W wyniku ostrzału dzielnicy mieszkalnej w Mikołajowie na południu Ukrainy zginęło co najmniej pięć osób, a siedem jest rannych - przekazał szef władz obwodowych Witalij Kim. Według urzędnika pociski trafiły obok przystanku transportu publicznego.
"Sądząc po wszystkim, w związku z sukcesami (ukraińskich) sił zbrojnych na południu naszego kraju, Rosjanie zmienili taktykę. Wczoraj, poza godziną policyjną, zaatakowali dzielnicę mieszkalną miasta, w wyniku czego wiele domów zostało zniszczonych. W tym miejscu nie ma nawet śladu obiektu wojskowego. Dziś ostrzelali inny teren, pociski spadły w pobliżu przystanku komunikacji miejskiej. Na ziemi leży 12 osób" - napisał w piątek na kanale Telegram Witalij Kim.

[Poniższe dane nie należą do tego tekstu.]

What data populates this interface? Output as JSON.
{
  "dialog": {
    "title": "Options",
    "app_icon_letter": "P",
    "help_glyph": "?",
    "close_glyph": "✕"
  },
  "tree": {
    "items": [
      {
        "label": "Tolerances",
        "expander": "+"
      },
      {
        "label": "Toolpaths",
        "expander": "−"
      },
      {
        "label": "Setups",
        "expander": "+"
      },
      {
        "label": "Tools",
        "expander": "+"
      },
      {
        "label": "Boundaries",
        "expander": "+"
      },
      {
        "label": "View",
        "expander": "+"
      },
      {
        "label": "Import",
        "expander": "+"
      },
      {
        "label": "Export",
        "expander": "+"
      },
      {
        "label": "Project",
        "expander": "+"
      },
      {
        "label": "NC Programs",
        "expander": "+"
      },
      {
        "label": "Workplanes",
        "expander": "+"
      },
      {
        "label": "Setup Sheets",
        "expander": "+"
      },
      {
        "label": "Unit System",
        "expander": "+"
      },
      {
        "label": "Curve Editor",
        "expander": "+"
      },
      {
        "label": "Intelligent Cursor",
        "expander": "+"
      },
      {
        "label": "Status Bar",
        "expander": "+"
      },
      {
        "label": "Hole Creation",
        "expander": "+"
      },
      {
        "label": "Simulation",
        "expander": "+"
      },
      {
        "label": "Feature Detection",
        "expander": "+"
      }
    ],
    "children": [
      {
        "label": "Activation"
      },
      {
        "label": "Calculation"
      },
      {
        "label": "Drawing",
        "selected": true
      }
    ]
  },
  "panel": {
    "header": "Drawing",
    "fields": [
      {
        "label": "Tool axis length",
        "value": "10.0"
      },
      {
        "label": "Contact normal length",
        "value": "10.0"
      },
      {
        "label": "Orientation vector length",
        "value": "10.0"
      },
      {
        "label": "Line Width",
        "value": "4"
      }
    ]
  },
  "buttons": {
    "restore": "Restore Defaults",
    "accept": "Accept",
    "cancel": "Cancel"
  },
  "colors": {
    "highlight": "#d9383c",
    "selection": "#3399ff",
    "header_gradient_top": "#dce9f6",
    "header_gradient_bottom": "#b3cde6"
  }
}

Co najmniej pięć osób nie żyje, są ranni
Urzędnik poinformował, że na miejsce wyjechały służby ratunkowe. Później Kim przekazał, że w wyniku rosyjskiego ostrzału co najmniej pięć osób zginęło, a siedem zostało rannych. Ukraińskie media, powołując się na źródła w radzie miejskiej, informowały, że liczba poszkodowanych wzrosła do 13.
Wcześniej w piątek mer miasta Ołeksandr Sienkewycz powiadomił, że wojska rosyjskie ostrzelały jedną z dzielnic Mikołajowa pociskami kasetowymi.
Miasto Mikołajów jest bombardowane przez wojska rosyjskie od początku inwazji zbrojnej na Ukrainę. To miasto portowe i ważny punkt strategiczny na południu kraju. Jest położone nad rzeką Boh, niedaleko ujścia do Morza Czarnego.